Hurricane Sandy appears to have posed a minimal disruption to oil and gas companies operating in the Marcellus Shale.
Cabot Oil & Gas Corp. spokesman George Stark told NGI’s Shale Daily the company had idled five drilling rigs on Monday, but they were back in operation on Tuesday afternoon. “We halted operations where we were drilling, [but] the storm did not materialize,” Stark said Tuesday. “The high winds were not there. So we were able to make the all clear assessment this afternoon around 3 p.m. and went back to full operations.”
Stark added that he knew some people were “concerned about flooding and [hydraulic fracturing waste] pits overflowing. But we operate a closed-loop system, so there is no opportunity for pits to flood or reserve pits or impoundments [to overflow] because we don’t operate them. That’s the benefit of a closed-loop system.”
Matt Pitzarella, spokesman for Range Resources Inc., told NGI’s Shale Daily the company did not need to idle any of its approximately six drilling rigs operating in the Marcellus.
“We didn’t have any damages, stoppages or issues associated with [Sandy],” Pitzarella said Tuesday. “That was really a combination of planning and preparation as well as Mother Nature. Certain aspects of what we were doing we postponed during the storm. For example, we had a frack crew running in southwest [Pennsylvania], but we rigged it down and sent the guys home.”
Pitzarella said Range suspended activities at a rig running in the area of Williamsport, PA, but it was running cementing activities at the time the storm hit.
“Right now our primary focus is being attentive to our customers: the end-users, the utilities and those companies that may have had service disrupted downstream,” Pitzarella said. “We’re looking to do whatever we can do to work with them.”
Although officials with Chesapeake Energy Corp., whose subsidiary, Chesapeake Appalachia LLC, has the most permitted wells and leads natural gas production in Pennsylvania, did not return calls seeking comment, the company also has not posted any announcements online indicating that Sandy had disrupted its operations.

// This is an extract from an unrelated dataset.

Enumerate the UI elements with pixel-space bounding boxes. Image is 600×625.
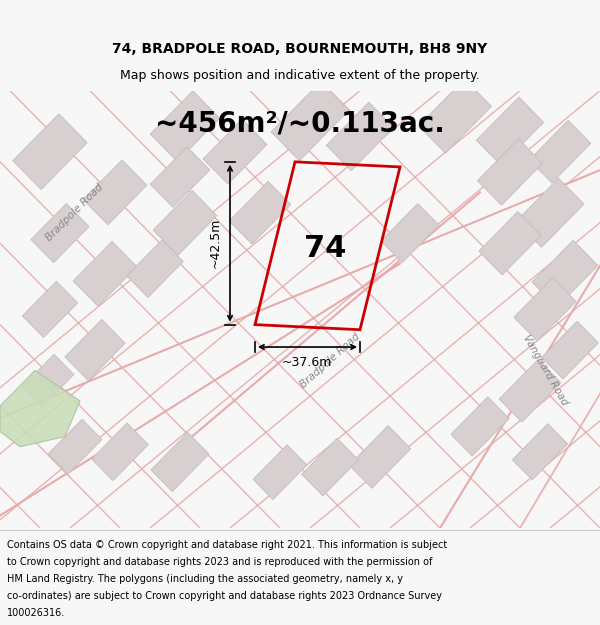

The hurricane prompted the Marcellus Shale Coalition (MSC) to postpone its Transportation Safety Day and Flagger Training program scheduled for Tuesday in Mansfield, which is in Tioga County, PA. A makeup date for the program has not been announced.
“The safety of our workers and communities is the paramount value for our industry and a cornerstone of the Transportation Safety Day program,” MSC President Kathryn Klaber said.
Pennsylvania Gov. Tom Corbett declared a statewide disaster emergency on Friday in advance of Sandy’s arrival. In an interview Tuesday morning he said 38 counties were under emergency declarations, and 43 counties had set up emergency operation centers.
Although Corbett didn’t mention oil and gas operations, he did say that 1.3 million customers in the state were without electricity. Most of the power outages were in the southeast part of the state “but it is now starting to track west,” Corbett said. He added that nuclear facilities along the East Coast “are under enhanced oversight by the Nuclear Regulatory Commission.”
The Interstate Natural Gas Association of America (INGAA) said it appeared that the nation’s pipeline system had weathered the storm well.
“[Our] member companies are monitoring developments and their systems actively, with a focus on potential flooding or wind damage to above-ground facilities in low-lying or particularly hard-hit areas,” said INGAA President Don Santa. “Any potential outages are likely to be mitigated by relatively modest seasonal natural gas demand and lower electric generation demand due to power outages.”
Before Sandy hit the region, Spectra Energy Corp. shut in a compressor station in Lambertville, NJ, and a meter station in Suffern, NY, on its Texas Eastern Transmission (Tetco) system. Spectra also halted construction work on its 800 MMcf/d expansion of Tetco and the Algonquin Gas Transmission pipelines between New York and New Jersey (see Shale Daily, Nov. 1, 2011).
“Sandy has been a tragic natural disaster, and the natural gas transmission industry stands ready to serve our customers throughout this event,” Santa said. “We are appreciative of the efforts of the pipeline crews during this event.”